1. Introduction

The scenario: suppose we run an online travel agency. We would like to convince our users to book overseas vacations, rather than domestic ones. Each of the users in this dataset will definitely book something at the end of a given trial period, i.e. we are only looking at engaged customers.

Goals:

  1. predict which new users are most likely to book an overseas trip,
  2. generate segmention rules to group similar users based on features and propensity to convert.

Data: mimics the AirBnB challenge on Kaggle.

  • Users
  • Website or app sessions.

I've simulated data that's very similar in terms of features and distributions, but I've added timestamps to the sessions, and changed the target from country to a binary domestic vs. international variable.

Sections:

  1. Introduction
  2. The basic scenario - account data only
  3. What's happening under the hood?
  4. Incorporating activity data.

In [ ]:
from __future__ import print_function
import graphlab as gl

2. The basic scenario

Import the data: sales accounts

  • Sales accounts need not be synonymous with users, although that is the case here. At Turi, our sales accounts consist of a mix of individual users, companies, and teams within large companies.

  • The accounts dataset typically comes from a customer relationship management (CRM) tool, like Salesforce, SAP, or Hubspot.
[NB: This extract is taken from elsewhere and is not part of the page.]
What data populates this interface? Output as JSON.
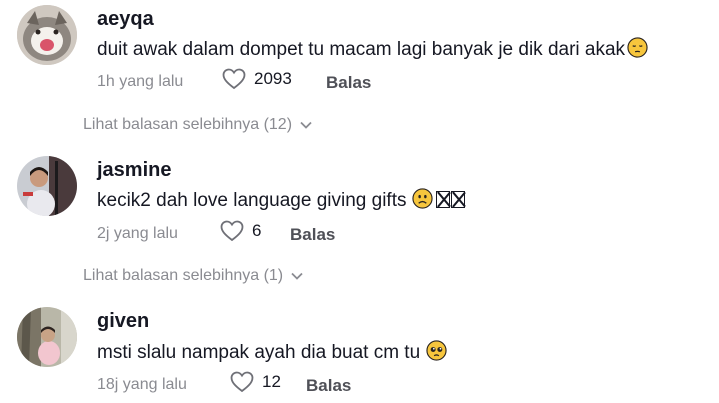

In practice there is an extra step here of extracting the data from that system into an SFrame.


In [ ]:
users = gl.SFrame('synthetic_airbnb_users.sfr')
users.print_rows(3)

In [ ]:
users['status'].sketch_summary()

Encode the target variable

Three types of accounts.

  • Successful accounts, i.e conversions, are coded as 1.
  • Failed accounts are coded as -1.
  • Open accounts, i.e. accounts that have not been decided, are coded as 0.

Together, successful and failed accounts constitute the training accounts.


In [ ]:
status_code = {'international': 1,
               'domestic': -1,
               'new': 0}

users['outcome'] = users['status'].apply(lambda x: status_code[x])
users[['status', 'outcome']].print_rows(10)

Define the schema

In a complex problem like lead scoring, there are potentially many columns with "meaning". To help the lead scoring tool recognize these columns, we define a dictionary that maps standard lead scoring inputs to the columns in our particular dataset.


In [ ]:
user_schema = {'conversion_status': 'outcome',
               'account_id': 'id',
               'features': ['gender', 'age', 'signup_method', 'signup_app',
                            'first_device_type', 'first_browser']}

Create the lead scoring tool

All accounts are passed to the tool when it's created. There is no separate predict method.

  • We typically want to score the same set of open accounts each day during the trial period.
  • Very rarely do we want to predict lead scores for different accounts.
  • It makes more sense to keep the open accounts in the model, so we can incrementally update the lead scores and market segments, as new data comes in.
  • The update method is not yet implemented :(

In [ ]:
scorer = gl.lead_scoring.create(users, user_schema)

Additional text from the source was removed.